Peki gelecekte Türkiye’de ne gibi sorunlar yaşayacağız?  Ülkemiz iklim krizinin en kötü etkileyeceği bölgelerden biri olan Akdeniz Havzasında bulunmaktadır. Akdeniz Havzasında yaşanacak olan en önemli sorun Akdeniz’in güney kıyısındaki çöllerin yüzyılın sonuna dek yavaş yavaş Akdeniz’in kuzey kıyısına doğru ilerleyecek olmasıdır. Bunun da en önemli nedeni, bir yanda sıcaklıklar artarken öte yanda yağışların azalacak olmasıdır. Sıcaklıkların artması ile gittikçe şiddetlenen, uzayan ve daha sık görülen sıcak hava dalgaları hem tarım hem de insan sağlığı açısından ciddi sorunlar yaşamamıza neden olacaktır. Öyle ki, yüzyılın sonuna geldiğimizde Antalya veya Adana gibi şehirlerde bazı günler serinleme imkanı olmadan yaşayabilmek mümkün olmayacaktır. Serinleyebilmek için de elektrik enerjisine ihtiyacımız olacak. Ancak ülkemiz elektrik enerjisinin de önemli bir bölümünü hidroelektrik santrallerden kazanmaktadır. Azalan yağışlarla bu hidroelektrik santrallerin ürettiği elektrik de azalacaktır. Benzer bir sorun doğal gaz kullanan ve kömürlü termik santrallerin soğutma suları için de geçerlidir. Bir nükleer santrali nasıl soğutulabileceğini düşünmek bile istemem bu durumda. Azalan yağışlar ve nem beraberinde kuraklığı getirecektir. Kuraklık ise bir yandan tarımsal üretimi etkilerken diğer yandan da orman yangınlarının sıklaşmasını kolaylaştıracaktır. Özellikle yaz aylarında ısınan denizlerden gelen su buharı ani yağışlara neden olarak bölgesel olarak selleri beraberinde getirecektir. Tüm bu olayları aslında yaşamaya başladık ve yakın gelecekte de bu olaylar şiddetlenerek devam edecektir.
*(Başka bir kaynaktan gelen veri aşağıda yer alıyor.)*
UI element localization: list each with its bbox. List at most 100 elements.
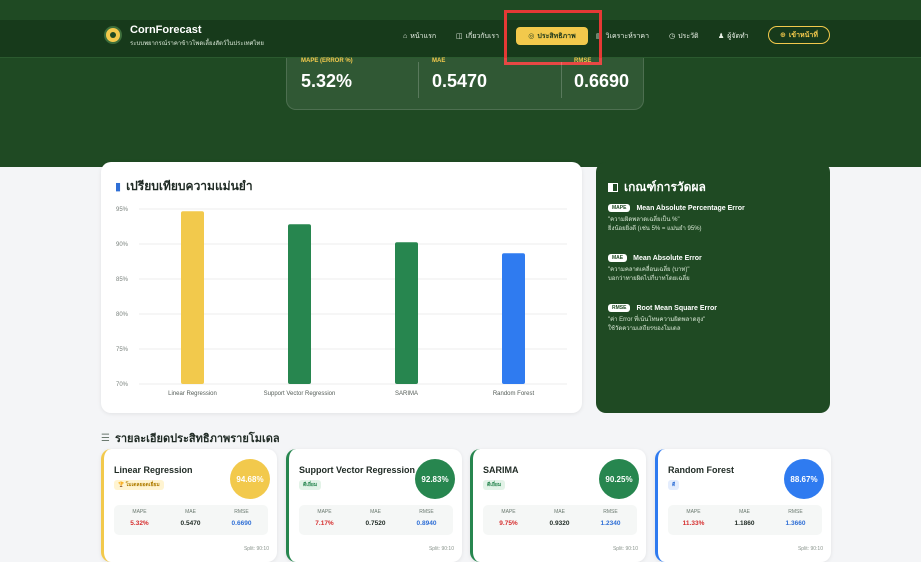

Peki, ne yapacağız? Öncelikle ülkemizin bir iklim eylem planına değil bir iklim eylemine ihtiyacı var. Buradan da hepimizin sokaklara dökülmesi gerektiğini anlatmak istemiyorum. Devlet kademesinin en tepesinden sokaktaki sade vatandaşa kadar hepimiz kriz durumlarında sorumluluklarımızı bilmek ve hızlı hareket etmek zorundayız. Fransa’da 2003 yılındaki sıcak hava dalgasında çok fazla kayıp olmasının arkasındaki nedenlerden biri gençlerin Ağustos ayında tatile giderek yaşlıları Paris gibi şehirlerde yalnız bırakmış olmalarıdır. Yalnız kalan bu yaşlılar sıcaktan kötü biçimde etkilendiklerinde kendilerine yardım ulaşması bazen çok geç olmuş, bu da ölümleri artırmıştır.

Bir felaket anında komşularımızı tanıyor muyuz? (Olası bir felakette yardımcı olabilmek için komşularımızı önceden tanıyor olmamız gerekmez mi?) Kimin, neye ihtiyacı olabileceği konusunda bilgimiz var mı? Bu gerekli ihtiyaçların nasıl sağlanabileceği konusunda yeterince dersimizi çalıştık mı? Elbette devletin görevi yangın söndürme uçakları satın almak ve bunları çalışır durumda tutmaktır ama biz yan komşumuz sıcaktan bunaldığında onu nasıl serin tutacağımız konusunda bilgi sahibi miyiz? Mesela belediyeler, yaşlıları barındıran bir tesiste elektriklerin kesilmesi riskine karşı yaşlıları nereye nakledip onların ihtiyaçlarının nasıl giderileceği konusunda planlama yaptı mı? Bu soru listesini uzatabiliriz ama konunun anlaşıldığını düşünüyorum. Bu felaketler artık bir yere gitmeyecekler. Aksine gittikçe şiddetlenerek daha geniş bir alana yayılacaklar. Şimdi sıra bize geldi. Peki biz ne yapacağız?